Wo die New York Times in die Höhe strebt, der Guardian Stellung bezieht und die NZZ sich in Äquidistanz übt, da geht die FAZ lustvoll in die volle Breite der aktuellen Debatten, wortgewaltig, stilerprobt und unverblümt.

Das alles geht auf Papier tatsächlich besser. Es hat mehr Gewicht. Es sorgt für ein Rauschen im Blätterwald, für das Knistern in der Auseinandersetzung, für ein sattes Flapp um ein Argument zu unterstreichen.
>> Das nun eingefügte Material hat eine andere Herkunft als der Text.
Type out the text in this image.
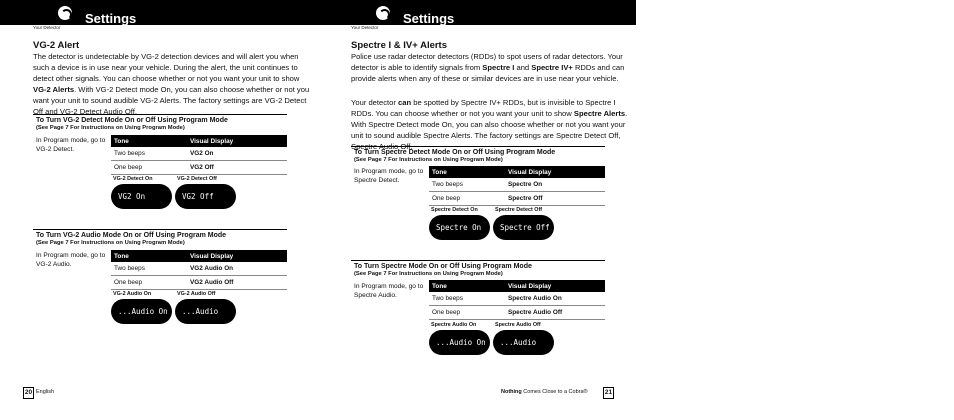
Settings
Your Detector
VG-2 Alert

The detector is undetectable by VG-2 detection devices and will alert you when such a device is in use near your vehicle. During the alert, the unit continues to detect other signals. You can choose whether or not you want your unit to show VG-2 Alerts. With VG-2 Detect mode On, you can also choose whether or not you want your unit to sound audible VG-2 Alerts. The factory settings are VG-2 Detect Off and VG-2 Detect Audio Off.

To Turn VG-2 Detect Mode On or Off Using Program Mode
(See Page 7 For Instructions on Using Program Mode)
In Program mode, go to VG-2 Detect.
Tone	Visual Display
Two beeps	VG2 On
One beep	VG2 Off
VG-2 Detect On	VG-2 Detect Off
VG2 On	VG2 Off
To Turn VG-2 Audio Mode On or Off Using Program Mode
(See Page 7 For Instructions on Using Program Mode)
In Program mode, go to VG-2 Audio.
Tone	Visual Display
Two beeps	VG2 Audio On
One beep	VG2 Audio Off
VG-2 Audio On	VG-2 Audio Off
...Audio On	...Audio Off
20 English
Settings
Your Detector
Spectre I & IV+ Alerts

Police use radar detector detectors (RDDs) to spot users of radar detectors. Your detector is able to identify signals from Spectre I and Spectre IV+ RDDs and can provide alerts when any of these or similar devices are in use near your vehicle.

Your detector can be spotted by Spectre IV+ RDDs, but is invisible to Spectre I RDDs. You can choose whether or not you want your unit to show Spectre Alerts. With Spectre Detect mode On, you can also choose whether or not you want your unit to sound audible Spectre Alerts. The factory settings are Spectre Detect Off, Spectre Audio Off.

To Turn Spectre Detect Mode On or Off Using Program Mode
(See Page 7 For Instructions on Using Program Mode)
In Program mode, go to Spectre Detect.
Tone	Visual Display
Two beeps	Spectre On
One beep	Spectre Off
Spectre Detect On	Spectre Detect Off
Spectre On	Spectre Off
To Turn Spectre Mode On or Off Using Program Mode
(See Page 7 For Instructions on Using Program Mode)
In Program mode, go to Spectre Audio.
Tone	Visual Display
Two beeps	Spectre Audio On
One beep	Spectre Audio Off
Spectre Audio On	Spectre Audio Off
...Audio On	...Audio Off
Nothing Comes Close to a Cobra®	21
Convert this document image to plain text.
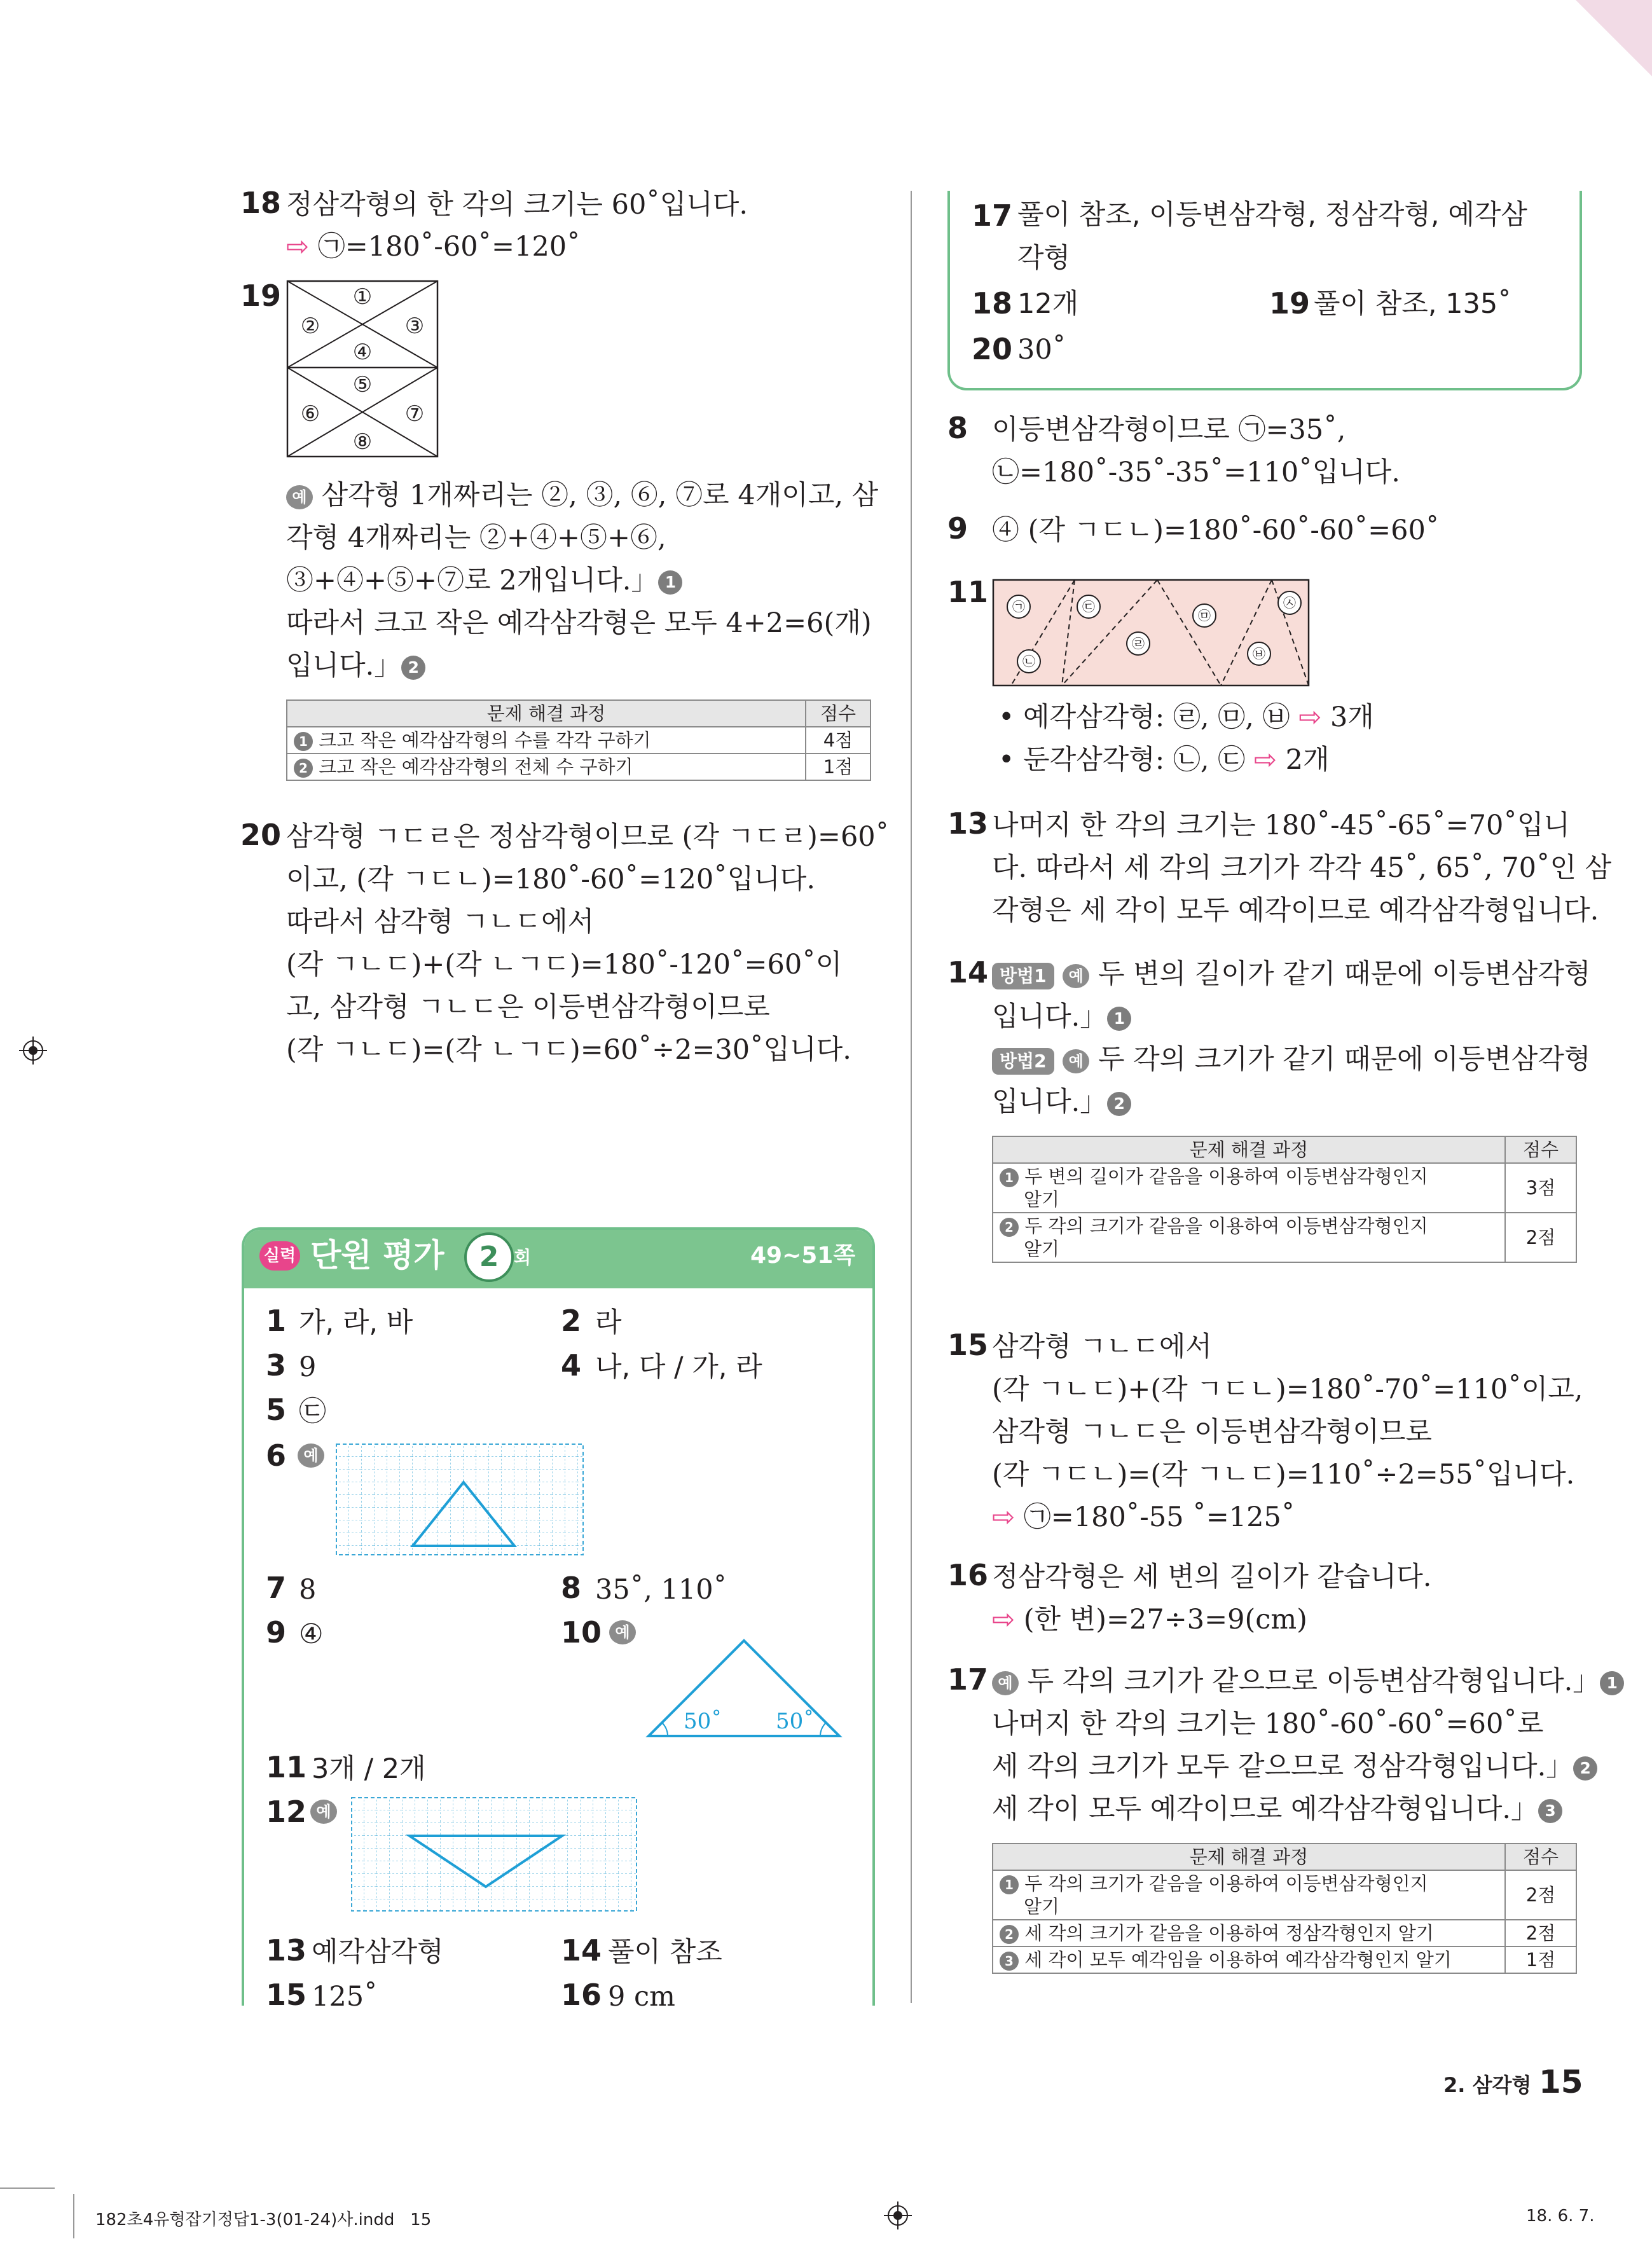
18 정삼각형의 한 각의 크기는 60˚입니다.
⇨ ㉠=180˚-60˚=120˚
19	①
②	③
④
⑤
⑥	⑦
⑧
예 삼각형 1개짜리는 ②, ③, ⑥, ⑦로 4개이고, 삼
각형 4개짜리는 ②+④+⑤+⑥,
③+④+⑤+⑦로 2개입니다.」 1
따라서 크고 작은 예각삼각형은 모두 4+2=6(개)
입니다.」 2
문제 해결 과정	점수
1 크고 작은 예각삼각형의 수를 각각 구하기	4점
2 크고 작은 예각삼각형의 전체 수 구하기	1점
20 삼각형 ㄱㄷㄹ은 정삼각형이므로 (각 ㄱㄷㄹ)=60˚
이고, (각 ㄱㄷㄴ)=180˚-60˚=120˚입니다.
따라서 삼각형 ㄱㄴㄷ에서
(각 ㄱㄴㄷ)+(각 ㄴㄱㄷ)=180˚-120˚=60˚이
고, 삼각형 ㄱㄴㄷ은 이등변삼각형이므로
(각 ㄱㄴㄷ)=(각 ㄴㄱㄷ)=60˚÷2=30˚입니다.
실력 단원 평가	2 회	49~51쪽
1 가, 라, 바	2 라
3 9	4 나, 다 / 가, 라
5 ㉢
6	예
7 8	8 35˚, 110˚
9 ④	10 예
50˚ 50˚
11 3개 / 2개
12 예
13 예각삼각형	14 풀이 참조
15 125˚	16 9 cm
17 풀이 참조, 이등변삼각형, 정삼각형, 예각삼
각형
18 12개	19 풀이 참조, 135˚
20 30˚
8 이등변삼각형이므로 ㉠=35˚,
㉡=180˚-35˚-35˚=110˚입니다.
9 ④ (각 ㄱㄷㄴ)=180˚-60˚-60˚=60˚
11 ㉠
㉡
㉢
㉣
㉤
㉥
㉦
• 예각삼각형: ㉣, ㉤, ㉥ ⇨ 3개
• 둔각삼각형: ㉡, ㉢ ⇨ 2개
13 나머지 한 각의 크기는 180˚-45˚-65˚=70˚입니
다. 따라서 세 각의 크기가 각각 45˚, 65˚, 70˚인 삼
각형은 세 각이 모두 예각이므로 예각삼각형입니다.
14 방법1 예 두 변의 길이가 같기 때문에 이등변삼각형
입니다.」 1
방법2 예 두 각의 크기가 같기 때문에 이등변삼각형
입니다.」 2
문제 해결 과정	점수
1 두 변의 길이가 같음을 이용하여 이등변삼각형인지
알기	3점
2 두 각의 크기가 같음을 이용하여 이등변삼각형인지
알기	2점
15 삼각형 ㄱㄴㄷ에서
(각 ㄱㄴㄷ)+(각 ㄱㄷㄴ)=180˚-70˚=110˚이고,
삼각형 ㄱㄴㄷ은 이등변삼각형이므로
(각 ㄱㄷㄴ)=(각 ㄱㄴㄷ)=110˚÷2=55˚입니다.
⇨ ㉠=180˚-55 ˚=125˚
16 정삼각형은 세 변의 길이가 같습니다.
⇨ (한 변)=27÷3=9(cm)
17 예 두 각의 크기가 같으므로 이등변삼각형입니다.」 1
나머지 한 각의 크기는 180˚-60˚-60˚=60˚로
세 각의 크기가 모두 같으므로 정삼각형입니다.」 2
세 각이 모두 예각이므로 예각삼각형입니다.」 3
문제 해결 과정	점수
1 두 각의 크기가 같음을 이용하여 이등변삼각형인지
알기	2점
2 세 각의 크기가 같음을 이용하여 정삼각형인지 알기	2점
3 세 각이 모두 예각임을 이용하여 예각삼각형인지 알기	1점
2. 삼각형 15
182초4유형잡기정답1-3(01-24)사.indd   15	18. 6. 7.
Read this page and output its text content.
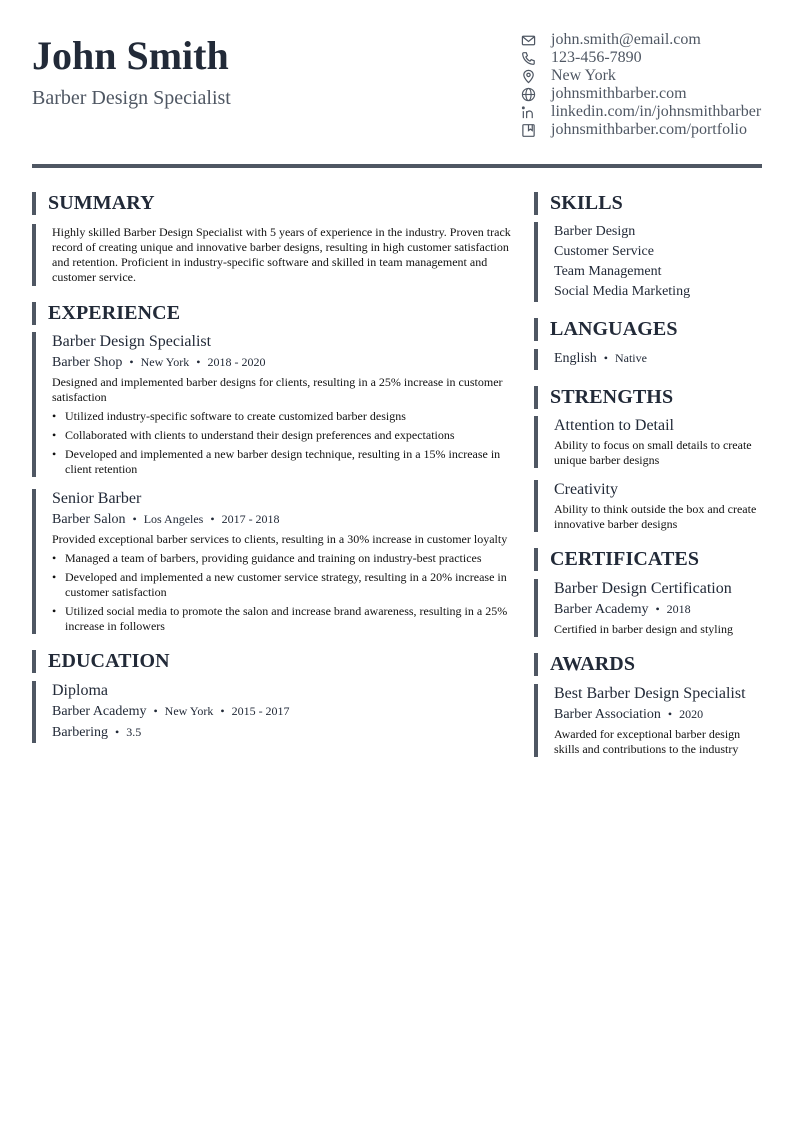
John Smith
Barber Design Specialist
john.smith@email.com
123-456-7890
New York
johnsmithbarber.com
linkedin.com/in/johnsmithbarber
johnsmithbarber.com/portfolio
SUMMARY
Highly skilled Barber Design Specialist with 5 years of experience in the industry. Proven track record of creating unique and innovative barber designs, resulting in high customer satisfaction and retention. Proficient in industry-specific software and skilled in team management and customer service.
EXPERIENCE
Barber Design Specialist
Barber Shop • New York • 2018 - 2020
Designed and implemented barber designs for clients, resulting in a 25% increase in customer satisfaction
• Utilized industry-specific software to create customized barber designs
• Collaborated with clients to understand their design preferences and expectations
• Developed and implemented a new barber design technique, resulting in a 15% increase in client retention
Senior Barber
Barber Salon • Los Angeles • 2017 - 2018
Provided exceptional barber services to clients, resulting in a 30% increase in customer loyalty
• Managed a team of barbers, providing guidance and training on industry-best practices
• Developed and implemented a new customer service strategy, resulting in a 20% increase in customer satisfaction
• Utilized social media to promote the salon and increase brand awareness, resulting in a 25% increase in followers
EDUCATION
Diploma
Barber Academy • New York • 2015 - 2017
Barbering • 3.5
SKILLS
Barber Design
Customer Service
Team Management
Social Media Marketing
LANGUAGES
English • Native
STRENGTHS
Attention to Detail
Ability to focus on small details to create unique barber designs
Creativity
Ability to think outside the box and create innovative barber designs
CERTIFICATES
Barber Design Certification
Barber Academy • 2018
Certified in barber design and styling
AWARDS
Best Barber Design Specialist
Barber Association • 2020
Awarded for exceptional barber design skills and contributions to the industry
Es ist schwarz auf weiß festgehalten, bereit, abgelegt zu werden, in Büchern zu verschwinden um nach Jahren vergilbt aber immer noch erhellend wiederaufzutauchen. Eine Rezension, gar von Marcel Reich-Ranicki, verliert nicht über die Jahre, sie gewinnt.

Sich neu zu definieren in Zeiten des Wandels, das ist der Wiener Zeitung geradezu in Fleisch und Blut übergegangen. 1703 gegründet, als Wiener Diarium, gilt sie als die älteste noch existierende Tageszeitung der Welt. Gleichzeitig ist sie das offizielle Organ der Republik Österreich, Ort aller Pflichtveröffentlichungen, geschmäht als Beamtenblatt, als dröge, fade und entbehrlich. Tatsächlich steht sie unter Druck, sich ganz und gar frisch zu etablieren, wirtschaftlich solide – ohne die bisher garantierte Einnahmequelle. Sie tut es dezent, als sie, ganz wie die anderen großen alten Damen der Zeitungswelt, den Gedanken Raum gibt. Ruhig und gelassen, fundiert und ausgewogen, wie es von ihr erwartet wird. Ein Blatt, das über die Jahre zu einem Debattenblatt geworden ist, mit Hintergrund und Sachverstand. Online gerade einmal in Sparversion vorhanden, aber vielleicht auch gerade deswegen für Überraschungen gut.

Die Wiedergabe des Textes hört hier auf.